PODER JUDICIÁRIO DO ESTADO DO PARANÁ
7ª CÂMARA CÍVEL - PROJUDI
RUA MAUÁ, 920 - ALTO DA GLORIA - Curitiba/PR - CEP: 80.030-901
Autos nº. 0042646-09.2020.8.16.0000

Recurso: 0042646-09.2020.8.16.0000
Classe Processual: Agravo de Instrumento
Assunto Principal: Alienação Fiduciária
Agravante (s): AYMORE CREDITO, FINANCIAMENTO E INVESTIMENTO S.A.
Agravado (s): JOAO GUILHERME RODRIGUES PINTO

DECISÃO MONOCRÁTICA. AGRAVO DE INSTRUMENTO. AÇÃO DE BUSCA E
APREENSÃO. DECISÃO QUE INDEFERIU O PEDIDO DE EXPEDIÇÃO DE MANDADO DE
BUSCA E APREENSÃO E DETERMINOU O ARQUIVAMENTO PROVISÓRIO DO FEITO ATÉ
A NORMALIDADE DOS SERVIÇOS JUDICIÁRIOS. INSURGÊNCIA. DECISÃO QUE NÃO SE
ENQUADRA NAS HIPÓTESES DE CABIMENTO DO AGRAVO DE INSTRUMENTO
ELENCADAS NO ART. 1.015 DO CÓDIGO DE PROCESSO CIVIL. TESE JURÍDICA DA
TAXATIVIDADE MITIGADA PELA URGÊNCIA. IMPOSSIBILIDADE DE APLICAÇÃO NO
PRESENTE CASO. INADMISSIBILIDADE RECURSAL, INC. III DO ART. 932 DA LEI N.

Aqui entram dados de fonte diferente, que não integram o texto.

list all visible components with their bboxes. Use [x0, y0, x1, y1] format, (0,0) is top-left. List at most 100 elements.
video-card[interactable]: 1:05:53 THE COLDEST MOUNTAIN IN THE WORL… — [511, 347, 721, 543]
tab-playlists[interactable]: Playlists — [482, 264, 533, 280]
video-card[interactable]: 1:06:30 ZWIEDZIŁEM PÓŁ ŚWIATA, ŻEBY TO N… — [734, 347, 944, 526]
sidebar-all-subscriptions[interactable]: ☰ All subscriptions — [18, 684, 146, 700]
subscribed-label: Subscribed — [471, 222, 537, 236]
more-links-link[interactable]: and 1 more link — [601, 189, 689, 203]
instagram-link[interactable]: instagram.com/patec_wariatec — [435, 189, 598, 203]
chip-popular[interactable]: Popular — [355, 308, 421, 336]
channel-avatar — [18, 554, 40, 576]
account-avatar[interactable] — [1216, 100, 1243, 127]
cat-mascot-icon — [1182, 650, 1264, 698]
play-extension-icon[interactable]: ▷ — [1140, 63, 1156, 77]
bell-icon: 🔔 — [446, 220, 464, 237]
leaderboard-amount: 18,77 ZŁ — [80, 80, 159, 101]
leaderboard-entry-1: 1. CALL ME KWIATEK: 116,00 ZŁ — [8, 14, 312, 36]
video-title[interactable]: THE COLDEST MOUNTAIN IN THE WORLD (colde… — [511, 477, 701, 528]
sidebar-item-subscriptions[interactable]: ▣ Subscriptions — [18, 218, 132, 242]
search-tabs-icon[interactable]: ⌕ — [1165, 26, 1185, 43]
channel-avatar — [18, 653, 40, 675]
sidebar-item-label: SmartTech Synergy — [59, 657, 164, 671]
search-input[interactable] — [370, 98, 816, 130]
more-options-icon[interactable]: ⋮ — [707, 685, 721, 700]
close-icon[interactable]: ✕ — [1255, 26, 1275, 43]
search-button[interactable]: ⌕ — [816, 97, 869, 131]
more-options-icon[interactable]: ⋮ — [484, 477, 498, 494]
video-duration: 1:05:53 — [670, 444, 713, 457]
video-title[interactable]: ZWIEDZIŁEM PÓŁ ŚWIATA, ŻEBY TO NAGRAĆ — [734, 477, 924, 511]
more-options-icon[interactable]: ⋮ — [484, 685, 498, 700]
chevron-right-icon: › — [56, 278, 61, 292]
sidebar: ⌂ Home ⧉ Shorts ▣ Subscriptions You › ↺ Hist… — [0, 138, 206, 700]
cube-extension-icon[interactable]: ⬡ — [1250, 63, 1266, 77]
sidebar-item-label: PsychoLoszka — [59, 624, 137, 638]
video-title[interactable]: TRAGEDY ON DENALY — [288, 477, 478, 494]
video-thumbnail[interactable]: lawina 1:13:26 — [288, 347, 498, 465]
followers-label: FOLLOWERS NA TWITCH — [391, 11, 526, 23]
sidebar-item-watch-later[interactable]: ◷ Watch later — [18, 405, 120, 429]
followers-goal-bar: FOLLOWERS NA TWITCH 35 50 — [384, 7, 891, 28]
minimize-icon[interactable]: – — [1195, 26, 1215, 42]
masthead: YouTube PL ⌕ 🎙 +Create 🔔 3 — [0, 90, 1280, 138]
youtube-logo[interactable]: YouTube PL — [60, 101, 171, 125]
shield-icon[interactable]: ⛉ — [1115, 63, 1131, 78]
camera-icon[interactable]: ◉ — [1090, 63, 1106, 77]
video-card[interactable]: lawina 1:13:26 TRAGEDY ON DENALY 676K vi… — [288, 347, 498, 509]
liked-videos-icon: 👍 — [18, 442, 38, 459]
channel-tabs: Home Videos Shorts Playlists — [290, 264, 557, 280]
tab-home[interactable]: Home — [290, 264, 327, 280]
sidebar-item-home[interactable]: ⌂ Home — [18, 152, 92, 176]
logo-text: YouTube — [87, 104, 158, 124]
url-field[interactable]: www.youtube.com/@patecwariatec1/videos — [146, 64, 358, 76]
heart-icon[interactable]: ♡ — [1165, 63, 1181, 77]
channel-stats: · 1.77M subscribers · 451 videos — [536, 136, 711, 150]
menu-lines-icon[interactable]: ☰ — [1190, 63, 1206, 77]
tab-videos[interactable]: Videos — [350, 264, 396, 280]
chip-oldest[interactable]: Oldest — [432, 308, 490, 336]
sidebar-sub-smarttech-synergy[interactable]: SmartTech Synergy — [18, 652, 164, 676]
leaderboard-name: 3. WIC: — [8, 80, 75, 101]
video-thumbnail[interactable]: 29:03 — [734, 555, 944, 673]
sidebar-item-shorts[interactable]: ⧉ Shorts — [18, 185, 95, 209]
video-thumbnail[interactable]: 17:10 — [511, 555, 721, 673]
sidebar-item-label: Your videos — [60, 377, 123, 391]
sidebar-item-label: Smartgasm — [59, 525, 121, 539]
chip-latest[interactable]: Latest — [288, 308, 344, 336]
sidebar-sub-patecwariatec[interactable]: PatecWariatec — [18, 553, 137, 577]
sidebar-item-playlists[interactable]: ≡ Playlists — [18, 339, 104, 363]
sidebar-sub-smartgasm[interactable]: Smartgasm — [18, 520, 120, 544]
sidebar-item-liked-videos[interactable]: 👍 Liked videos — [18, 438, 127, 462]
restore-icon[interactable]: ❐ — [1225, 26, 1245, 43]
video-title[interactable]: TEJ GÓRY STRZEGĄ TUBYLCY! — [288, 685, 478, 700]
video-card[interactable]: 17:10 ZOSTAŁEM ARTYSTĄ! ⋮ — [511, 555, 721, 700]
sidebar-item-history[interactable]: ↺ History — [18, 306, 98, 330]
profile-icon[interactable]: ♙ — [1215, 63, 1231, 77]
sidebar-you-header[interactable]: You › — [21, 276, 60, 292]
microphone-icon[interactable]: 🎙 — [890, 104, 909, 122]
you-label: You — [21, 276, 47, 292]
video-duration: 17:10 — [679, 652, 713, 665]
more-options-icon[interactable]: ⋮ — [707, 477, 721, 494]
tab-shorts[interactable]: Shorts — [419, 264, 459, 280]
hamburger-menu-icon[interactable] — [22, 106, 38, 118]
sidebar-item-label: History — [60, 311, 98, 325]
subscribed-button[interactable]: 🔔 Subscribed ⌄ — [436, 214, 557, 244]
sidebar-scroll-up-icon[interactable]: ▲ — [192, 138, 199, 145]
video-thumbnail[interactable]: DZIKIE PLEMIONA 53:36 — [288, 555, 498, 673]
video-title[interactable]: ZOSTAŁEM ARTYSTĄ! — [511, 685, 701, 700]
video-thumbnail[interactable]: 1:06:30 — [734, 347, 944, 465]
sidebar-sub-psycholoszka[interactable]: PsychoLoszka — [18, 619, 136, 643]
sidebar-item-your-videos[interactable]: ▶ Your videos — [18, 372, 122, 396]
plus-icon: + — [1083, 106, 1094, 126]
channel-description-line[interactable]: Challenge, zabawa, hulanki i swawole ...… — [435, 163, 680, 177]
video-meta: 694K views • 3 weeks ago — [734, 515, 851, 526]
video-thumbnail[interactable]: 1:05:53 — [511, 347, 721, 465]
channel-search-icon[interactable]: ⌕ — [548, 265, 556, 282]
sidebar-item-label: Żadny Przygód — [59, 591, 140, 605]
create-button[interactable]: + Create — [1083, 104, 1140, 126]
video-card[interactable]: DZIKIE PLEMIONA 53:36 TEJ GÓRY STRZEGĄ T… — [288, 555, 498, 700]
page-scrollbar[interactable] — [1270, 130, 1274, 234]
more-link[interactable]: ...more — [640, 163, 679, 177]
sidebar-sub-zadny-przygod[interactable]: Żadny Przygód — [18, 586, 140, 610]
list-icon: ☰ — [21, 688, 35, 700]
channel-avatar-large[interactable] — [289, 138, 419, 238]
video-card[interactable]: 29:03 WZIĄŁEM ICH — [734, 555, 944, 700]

13.105/2015. RECURSO NÃO CONHECIDO.
I – Trata-se de Agravo de Instrumento interposto por AYMORÉ CRÉDITO, FINANCIAMENTO E
INVESTIMENTO S.A contra decisão (mov.33.1) exarada nos autos de origem nº
0035770-93.2020.8.16.0014, que indeferiu o pedido contido na petição de mov.31.1, mantendo a
decisão de mov.25.1, nos seguintes termos:
Em consonância ao que foi estabelecido na Resolução nº 314/2020 do Conselho Nacional de
Justiça, foi publicado o Decreto Judiciário nº 227/2020-D.M. pelo Tribunal de Justiça do Estado
do Paraná, posteriormente prorrogado pelos decretos nºs 244 , 262, 303 e 343 do mesmo órgão
judiciário, através do qual restou determinada, mais especificamente no seu art. 12, a
suspensão da expedição e a distribuição de mandados aos Oficiais de Justiça, como medida
de prevenção contra o COVID-19, salvo nos casos de comprovada urgência.
Logo, entendendo que o presente feito não possui caráter de efetiva urgência, com risco à
saúde e à vida da parte autora (pessoa jurídica de direito privado), pois de cunho
eminentemente patrimonial, por ora, indefiro o pedido de expedição de mandado de busca e
apreensão do veículo objeto desta ação.
Como este o é único objeto desta demanda, ante o sobrestamento acima explicitado,
determino o arquivamento provisório do feito, com inserção de localizador para quando do
retorno à normalidade dos serviços judiciários.
Intimem-se. Diligências necessárias.
A parte agravante alega que a decisão que indeferiu a expedição de mandado em regime de
urgência, não está contemplado de forma explícita no rol do artigo 1015 do CPC, portanto, a
princípio, não desafiaria a interposição do Agravo de Instrumento. Contudo, destaca que o STJ
em recente decisão defendera que o rol do artigo 1015 do CPC é de taxatividade mitigada.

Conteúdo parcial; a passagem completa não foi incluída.